Much like how Flat-earthers, Anti-vaxxers, and even sports team fans clump together with their fanatic hive mind mentality, stans feel like extensions of the community. This empowers them to act as an individual under a much larger banner.

They aren’t a mass of content-creating pixels. The sooner stans realize this, then the sooner they can start to see themselves as more than an extension of someone else’s identity. 

Stan Culture Toxicity

If you lurk the interwebs through Instagram, YouTube, or Tumblr, toxic stan culture can often come as part of the territory. On Twitter though, stan culture feels like ninety percent of the whole plot. Choose your fighter from cancel culture to call-out culture, from clout mentality to mob mentality and the list goes on and on until it’s 4am and, whether you wanted to or not, you now suddenly know the entire history of the James Charles-Tati Westbrook issue almost a year after it died a sensationalized death.

This is because on the internet nothing really dies completely. All of the flame wars, problematic comments, and name dragging make for an endless scroll of internet drama. Accidentally getting yourself in the middle of an issue you knew nothing about through trending hashtags is also a common occurrence for Twitter denizens. This makes stan culture all the more easy to corrupt with toxicity.

…take that human behavior and make it into a culture, a career even, of constant sharing then that is a recipe for some very delusional ideas being normalized.

Fan Entitlement

You grew up with them as you spent time enjoying their content through the years.
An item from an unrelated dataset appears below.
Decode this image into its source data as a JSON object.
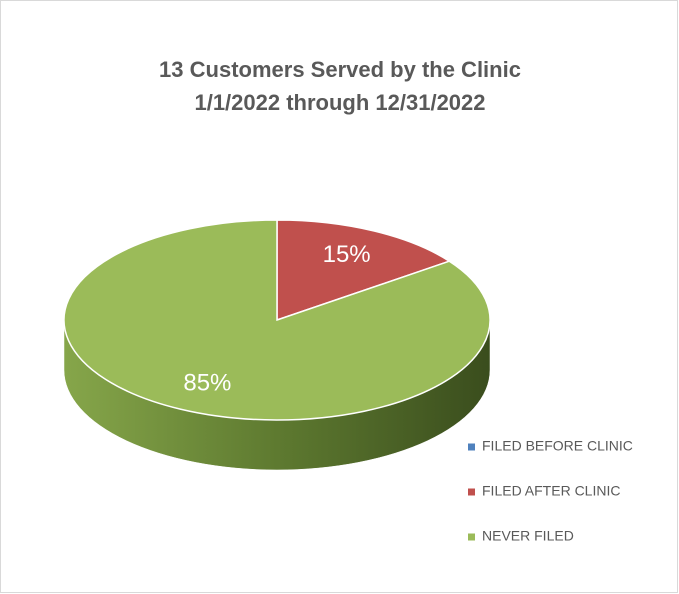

You might have even helped them grow in turn in the form of a faceless like, comment, or share. You know their stories, from the really good to the really heartbreaking. Since they’ve been so forthcoming with their lives, it reaches a point that their privacy starts to be perceived as a form of selfishness.

Entitled fans aren’t anything new per se. The idea of stalking celebs has been a thing for as long as the idol status itself has been a thing. But take that human behavior and make it into a culture, a career even, of constant sharing then that is a recipe for some very delusional ideas being normalized.

As crazy as it all sounds, one can’t help but wonder what kind of behaviors are being promoted by social media. Don’t “ok boomer” me yet. Hear me out: If fan culture has been observed by psychologists as a need to belong and self-affirm, then the creation of overzealous stans might be a symptom of a greater system of desensitization and detachment online. Simply put, people start to forget that those faces they idolize behind the screen are also human. They aren’t a mass of content-creating pixels. The sooner stans realize this, then the sooner they can start to see themselves as more than an extension of someone else’s identity. 

That being said, just please leave Bretman alone.